The same results can be achieved using the Entrez Gene file gene_info.gz :

> zcat gene_info.gz | grep 9606 | cut -f1,2,3,5,8,9 |grep -e '

[^a-Z0-9]PKD2[^a-Z0-9]'

tax_id	GeneID	Symbol	Synonyms	location	description
9606	5311	PKD2	APKD2\|PC2\|PKD4\|Pc-2\|TRPP2	4q22.1	polycystic kidney disease 2 (autosomal dominant)
9606	25865	PRKD2	PKD2\|nPKC-D2	19q13.3	protein kinase D2

PKD2 is an approved symbol AND is found in the synonyms (or aliases) of another gene. If you don’t have any other information, how do you know if your gene is the polycystic kidney disease 2 (autosomal dominant) or the protein kinase D2? You need to know!

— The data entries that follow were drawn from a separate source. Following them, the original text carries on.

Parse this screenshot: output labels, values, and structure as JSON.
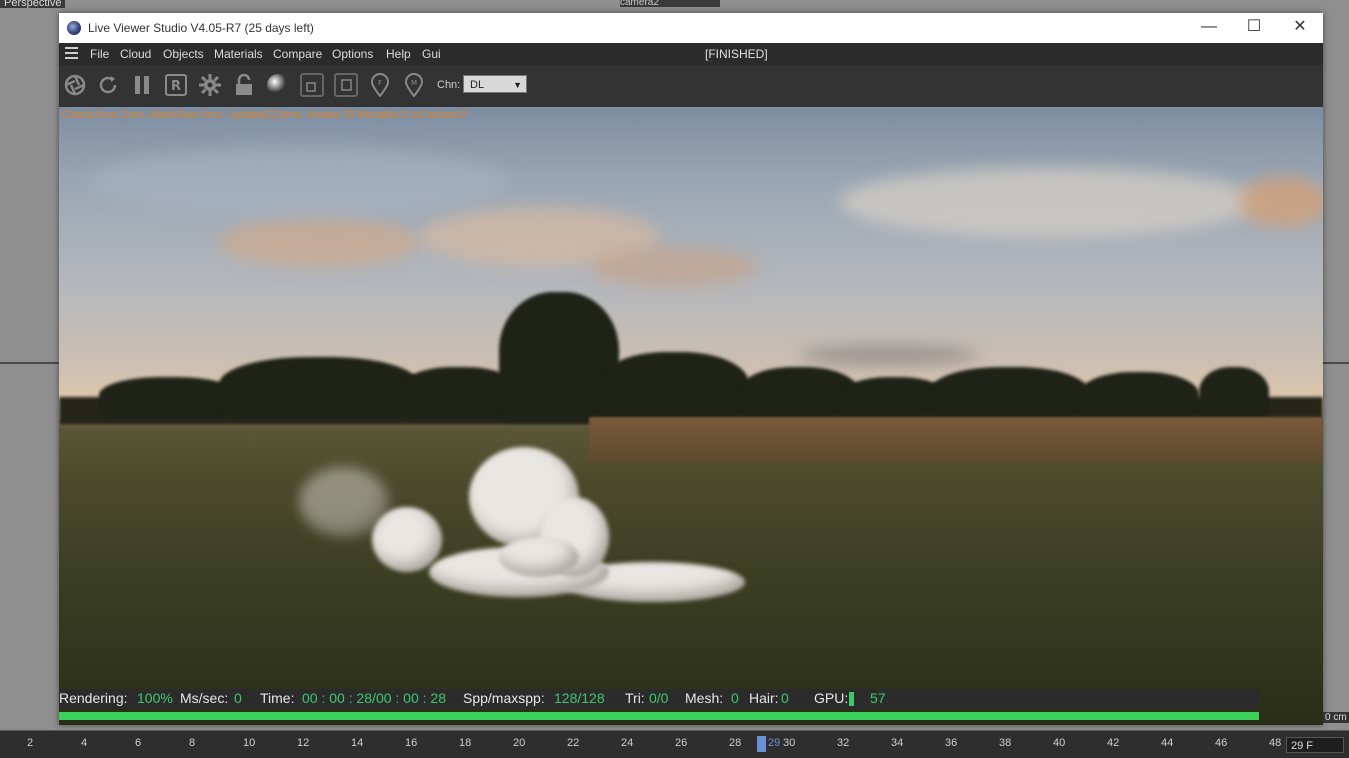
{
  "viewport": {
    "view_name": "Perspective",
    "camera_name": "camera2",
    "unit_label": "0 cm"
  },
  "window": {
    "title": "Live Viewer Studio V4.05-R7 (25 days left)",
    "controls": {
      "minimize": "—",
      "maximize": "☐",
      "close": "✕"
    }
  },
  "menu": {
    "items": [
      "File",
      "Cloud",
      "Objects",
      "Materials",
      "Compare",
      "Options",
      "Help",
      "Gui"
    ],
    "render_state": "[FINISHED]"
  },
  "toolbar": {
    "icons": [
      "aperture-icon",
      "refresh-icon",
      "pause-icon",
      "region-render-icon",
      "settings-gear-icon",
      "lock-icon",
      "material-sphere-icon",
      "frame-icon",
      "frame-icon-2",
      "focus-pin-icon",
      "material-pin-icon"
    ],
    "channel_label": "Chn:",
    "channel_value": "DL"
  },
  "debug_line": "Check:0ms./1ms. MeshGen:0ms. Update[C]:0ms. Nodes:79 Movable:0 txCached:0",
  "status": {
    "rendering_label": "Rendering:",
    "rendering_value": "100%",
    "mssec_label": "Ms/sec:",
    "mssec_value": "0",
    "time_label": "Time:",
    "time_value": "00 : 00 : 28/00 : 00 : 28",
    "spp_label": "Spp/maxspp:",
    "spp_value": "128/128",
    "tri_label": "Tri:",
    "tri_value": "0/0",
    "mesh_label": "Mesh:",
    "mesh_value": "0",
    "hair_label": "Hair:",
    "hair_value": "0",
    "gpu_label": "GPU:",
    "gpu_value": "57",
    "progress_fraction": 1.0,
    "accent_color": "#3fc86a"
  },
  "timeline": {
    "ticks": [
      "2",
      "4",
      "6",
      "8",
      "10",
      "12",
      "14",
      "16",
      "18",
      "20",
      "22",
      "24",
      "26",
      "28",
      "29",
      "30",
      "32",
      "34",
      "36",
      "38",
      "40",
      "42",
      "44",
      "46",
      "48"
    ],
    "current_frame": "29",
    "frame_field": "29 F"
  }
}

In fact, since there is no naming convention for genes, gene symbol disambiguation has become an area of research. Supervised learning, thesaurus-based methods and sets of rules are some examples of the different approaches considered to deal with this challenge.

Nonetheless, it’s always better to work with unique identifiers in parallel such as Entrez Gene ID or Ensembl ID. These can be used as a key to retrieve the symbols. You could also work the chromosomal positions. Sooner or later, although working with the identifiers or the chromosomal locations, you’ll need a mapping tool (between ids or between genome revision). But even if identifiers may change or be withdrawn and chromosomal locations may be revised, those features will always be less ambiguous than the gene symbols!

**ReferenceMD has a more technical definition. Here’s an excerpt : “A set of opposing, nonequilibrium reactions catalyzed by different enzymes which act simultaneously, with at least one of the reactions driven by ATP hydrolysis. The results of the cycle are that ATP energy is depleted, heat is produced and no net substrate-to-product conversion is achieved.”